O diretor do Instituto Butantan, Dimas Covas, confirmou nesta quinta-feira (15) que os 3 mil litros de insumo para produção de novas doses da CoronaVac chegarão a São Paulo na manhã da próxima segunda-feira (21).

"Vai chegar no dia 19. Está certo, o voo já está confirmado.
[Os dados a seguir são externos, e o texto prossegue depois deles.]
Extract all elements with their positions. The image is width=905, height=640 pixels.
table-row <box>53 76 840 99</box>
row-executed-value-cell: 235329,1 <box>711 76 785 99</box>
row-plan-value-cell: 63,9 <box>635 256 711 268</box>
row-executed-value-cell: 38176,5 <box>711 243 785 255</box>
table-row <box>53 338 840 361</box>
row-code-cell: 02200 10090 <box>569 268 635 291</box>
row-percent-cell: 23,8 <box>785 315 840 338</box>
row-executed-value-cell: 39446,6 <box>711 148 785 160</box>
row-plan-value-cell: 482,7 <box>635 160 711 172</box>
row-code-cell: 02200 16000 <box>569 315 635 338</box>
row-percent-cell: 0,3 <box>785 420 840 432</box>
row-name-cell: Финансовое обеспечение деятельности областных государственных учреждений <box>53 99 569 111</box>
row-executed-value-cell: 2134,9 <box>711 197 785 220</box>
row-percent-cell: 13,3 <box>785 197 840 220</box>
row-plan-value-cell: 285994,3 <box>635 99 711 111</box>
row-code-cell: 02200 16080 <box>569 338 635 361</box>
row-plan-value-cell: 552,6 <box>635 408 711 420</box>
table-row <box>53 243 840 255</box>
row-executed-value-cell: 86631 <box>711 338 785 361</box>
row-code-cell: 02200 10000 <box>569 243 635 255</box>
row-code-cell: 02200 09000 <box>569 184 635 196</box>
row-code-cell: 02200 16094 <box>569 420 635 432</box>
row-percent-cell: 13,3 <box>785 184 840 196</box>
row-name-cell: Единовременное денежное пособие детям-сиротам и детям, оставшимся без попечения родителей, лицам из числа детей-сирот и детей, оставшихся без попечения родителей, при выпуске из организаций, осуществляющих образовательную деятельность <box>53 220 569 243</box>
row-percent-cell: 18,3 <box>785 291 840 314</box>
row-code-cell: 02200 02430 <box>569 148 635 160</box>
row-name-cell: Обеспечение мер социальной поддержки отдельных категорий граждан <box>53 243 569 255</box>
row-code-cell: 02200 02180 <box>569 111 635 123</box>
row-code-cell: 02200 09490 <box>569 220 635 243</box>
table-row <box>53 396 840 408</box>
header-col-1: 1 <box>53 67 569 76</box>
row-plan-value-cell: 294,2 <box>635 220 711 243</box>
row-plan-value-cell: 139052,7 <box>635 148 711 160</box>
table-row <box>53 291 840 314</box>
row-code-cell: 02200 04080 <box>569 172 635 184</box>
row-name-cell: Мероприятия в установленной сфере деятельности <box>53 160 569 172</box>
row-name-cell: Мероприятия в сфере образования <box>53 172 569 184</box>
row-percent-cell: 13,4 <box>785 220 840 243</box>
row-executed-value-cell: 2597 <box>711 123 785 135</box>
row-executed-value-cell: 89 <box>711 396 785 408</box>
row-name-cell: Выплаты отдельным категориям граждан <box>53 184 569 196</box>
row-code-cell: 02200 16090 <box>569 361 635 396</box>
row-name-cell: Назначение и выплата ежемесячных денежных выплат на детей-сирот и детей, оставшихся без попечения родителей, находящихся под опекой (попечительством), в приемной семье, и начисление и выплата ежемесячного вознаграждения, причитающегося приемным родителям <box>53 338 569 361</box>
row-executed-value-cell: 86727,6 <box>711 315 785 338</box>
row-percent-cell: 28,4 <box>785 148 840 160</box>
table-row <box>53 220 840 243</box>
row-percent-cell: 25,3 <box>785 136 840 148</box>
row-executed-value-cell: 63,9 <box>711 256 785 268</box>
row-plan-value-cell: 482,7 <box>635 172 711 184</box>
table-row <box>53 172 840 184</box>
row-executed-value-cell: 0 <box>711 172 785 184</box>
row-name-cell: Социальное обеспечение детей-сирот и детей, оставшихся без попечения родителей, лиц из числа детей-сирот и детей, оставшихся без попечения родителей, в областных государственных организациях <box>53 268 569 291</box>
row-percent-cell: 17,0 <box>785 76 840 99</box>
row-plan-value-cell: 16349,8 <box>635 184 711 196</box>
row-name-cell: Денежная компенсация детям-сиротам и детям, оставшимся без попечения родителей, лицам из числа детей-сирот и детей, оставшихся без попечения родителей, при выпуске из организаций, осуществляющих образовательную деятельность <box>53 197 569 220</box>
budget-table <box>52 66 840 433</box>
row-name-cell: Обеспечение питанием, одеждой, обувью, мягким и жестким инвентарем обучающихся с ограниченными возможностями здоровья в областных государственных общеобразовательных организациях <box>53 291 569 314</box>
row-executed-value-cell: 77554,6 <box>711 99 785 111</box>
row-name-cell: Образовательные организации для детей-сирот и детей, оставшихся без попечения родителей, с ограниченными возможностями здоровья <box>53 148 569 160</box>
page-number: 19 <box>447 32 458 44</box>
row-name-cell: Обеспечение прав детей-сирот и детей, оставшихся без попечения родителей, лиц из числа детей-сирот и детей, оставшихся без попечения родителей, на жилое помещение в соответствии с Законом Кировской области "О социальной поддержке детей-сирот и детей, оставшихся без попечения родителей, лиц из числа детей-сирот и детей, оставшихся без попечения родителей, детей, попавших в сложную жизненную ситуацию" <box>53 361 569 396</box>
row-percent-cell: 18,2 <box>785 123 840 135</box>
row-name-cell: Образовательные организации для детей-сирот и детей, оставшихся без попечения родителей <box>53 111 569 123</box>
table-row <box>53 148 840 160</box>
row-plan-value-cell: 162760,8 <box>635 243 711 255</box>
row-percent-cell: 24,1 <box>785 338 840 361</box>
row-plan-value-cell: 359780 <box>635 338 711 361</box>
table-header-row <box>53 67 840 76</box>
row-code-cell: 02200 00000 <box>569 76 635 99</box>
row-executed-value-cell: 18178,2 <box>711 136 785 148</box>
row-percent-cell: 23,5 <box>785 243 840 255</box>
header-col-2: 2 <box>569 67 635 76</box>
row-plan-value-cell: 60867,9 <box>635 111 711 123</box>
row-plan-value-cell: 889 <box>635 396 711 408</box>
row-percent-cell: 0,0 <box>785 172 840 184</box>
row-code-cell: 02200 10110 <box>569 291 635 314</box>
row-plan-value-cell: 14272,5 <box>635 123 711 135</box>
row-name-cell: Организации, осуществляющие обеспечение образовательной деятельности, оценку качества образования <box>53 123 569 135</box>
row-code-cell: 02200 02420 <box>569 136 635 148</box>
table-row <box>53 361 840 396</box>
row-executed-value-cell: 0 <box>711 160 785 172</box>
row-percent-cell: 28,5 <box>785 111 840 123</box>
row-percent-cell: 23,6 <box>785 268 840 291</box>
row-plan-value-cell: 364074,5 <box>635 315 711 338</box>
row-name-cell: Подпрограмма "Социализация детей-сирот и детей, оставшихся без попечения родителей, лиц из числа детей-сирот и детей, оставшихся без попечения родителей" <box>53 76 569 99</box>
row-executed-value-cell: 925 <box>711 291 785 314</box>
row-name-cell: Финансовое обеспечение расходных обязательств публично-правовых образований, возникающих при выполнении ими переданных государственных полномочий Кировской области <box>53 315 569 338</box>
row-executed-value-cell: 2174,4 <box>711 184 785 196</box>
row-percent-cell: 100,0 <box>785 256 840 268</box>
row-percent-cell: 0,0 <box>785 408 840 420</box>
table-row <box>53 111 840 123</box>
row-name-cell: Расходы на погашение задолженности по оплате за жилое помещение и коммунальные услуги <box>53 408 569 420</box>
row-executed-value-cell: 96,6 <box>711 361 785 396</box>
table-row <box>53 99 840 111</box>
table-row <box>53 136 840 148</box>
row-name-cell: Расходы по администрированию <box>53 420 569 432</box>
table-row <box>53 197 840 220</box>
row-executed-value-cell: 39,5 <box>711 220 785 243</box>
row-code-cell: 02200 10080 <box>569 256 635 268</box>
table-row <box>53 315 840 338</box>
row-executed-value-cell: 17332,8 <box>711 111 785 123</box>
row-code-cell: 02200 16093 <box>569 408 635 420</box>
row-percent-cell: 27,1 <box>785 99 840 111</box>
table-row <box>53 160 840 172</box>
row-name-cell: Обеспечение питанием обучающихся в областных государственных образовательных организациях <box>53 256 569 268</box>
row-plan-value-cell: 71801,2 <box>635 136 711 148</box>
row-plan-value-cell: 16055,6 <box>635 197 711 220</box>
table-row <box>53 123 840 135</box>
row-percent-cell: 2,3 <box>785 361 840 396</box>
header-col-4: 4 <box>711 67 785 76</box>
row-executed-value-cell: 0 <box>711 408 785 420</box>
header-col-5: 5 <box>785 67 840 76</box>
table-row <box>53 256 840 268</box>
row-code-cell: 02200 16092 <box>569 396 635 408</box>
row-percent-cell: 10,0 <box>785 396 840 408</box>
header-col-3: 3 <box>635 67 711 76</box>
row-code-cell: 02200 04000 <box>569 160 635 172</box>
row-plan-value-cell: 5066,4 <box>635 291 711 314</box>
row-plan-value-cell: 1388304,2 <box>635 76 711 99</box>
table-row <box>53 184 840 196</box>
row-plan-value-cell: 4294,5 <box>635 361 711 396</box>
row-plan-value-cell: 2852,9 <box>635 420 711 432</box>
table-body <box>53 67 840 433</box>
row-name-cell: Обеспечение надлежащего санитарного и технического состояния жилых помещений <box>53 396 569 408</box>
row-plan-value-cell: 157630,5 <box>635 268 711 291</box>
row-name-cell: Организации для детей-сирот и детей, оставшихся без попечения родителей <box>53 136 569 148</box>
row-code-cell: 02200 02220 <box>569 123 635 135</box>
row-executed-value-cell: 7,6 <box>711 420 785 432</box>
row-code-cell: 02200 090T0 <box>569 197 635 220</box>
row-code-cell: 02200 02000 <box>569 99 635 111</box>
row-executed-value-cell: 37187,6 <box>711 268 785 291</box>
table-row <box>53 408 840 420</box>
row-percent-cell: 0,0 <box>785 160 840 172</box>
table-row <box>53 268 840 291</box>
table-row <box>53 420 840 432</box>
Chegará no dia 19, logo pela manhã", disse o diretor em entrevista à GloboNews.

O lote permitirá a produção de aproximadamente 5 milhões de doses da vacina, que devem começar a ser entregues a partir do dia 3 de maio ao governo federal, conforme revelado por Dimas Covas em coletiva de imprensa do governo estadual nesta quarta (14).

Na semana passada, o Instituto anunciou que a remessa atrasada foi liberada para importação. A expectativa era a de que chegasse até o dia 20. No cronograma inicial, entretanto, o Instituto deveria ter recebido 6 mil litros entre os dias 6 e 8 de abril.

"Ocorreu neste início de mês um atraso na matéria-prima e com essa chegada na próxima segunda tenho a expectativa que esse fluxo regularize. O Butantan já entregou mais de 40 milhões de doses, até segunda-feira serão mais de 42 milhões. Esperamos cumprir até agosto o compromisso de entregar 100 milhões de doses", completou Dimas Covas.

O envio da matéria-prima é fundamental para que o Instituto consiga completar a entrega de 46 milhões de doses ao Programa Nacional de Imunização (PNI), prevista no primeiro contrato com o governo federal. A previsão do instituto era a de concluir o envio até o final deste mês.

Nesta quarta, o Butantan entregou ao Ministério da Saúde mais um milhão de doses, totalizando 40,7 milhões desde o início de janeiro.

Em coletiva de imprensa nesta quarta (14), Dimas Covas disse que o Instituto irá acelerar o processo de envase e rotulagem, etapa final de produção da vacina, para conseguir cumprir a entrega ao Ministério da Saúde.

"Vinte dias de produção é o máximo. Estamos trabalhando com a possibilidade de encurtar o prazo de liberação", afirmou.

Além desses três mil, um outro lote com a mesma quantidade ainda está em processo de autorização para ser importado.

"O segundo lote de 3 mil ainda não tem liberação. Estamos aguardando, o material está pronto, mas não temos autorização pra fazer a importação", explicou o diretor.

Eficácia

Um estudo clínico final sobre a Coronavac divulgado neste domingo (11) mostra que a eficácia da vacina é maior do que nos resultados iniciais divulgados entre dezembro e janeiro.

 

O estudo foi feito pelo Instituto Butantan, que produz a vacina em parceria com a farmacêutica chinesa Sinovac.

 

Dimas Covas também defendeu a importância da população tomar a segunda dose, mesmo que após o prazo considerado pelos estudos como ideal.

"No caso do Butantan, o intervalo é de 28 dias. Se ela perdeu, se atrasou uma semana, quinze dias, não compromete a imunização. Agora, se deixar de tomar, fica com imunidade parcial. É necessário que as pessoas retornem pra tomar a segunda dose. Importante para completar o esquema vacinal."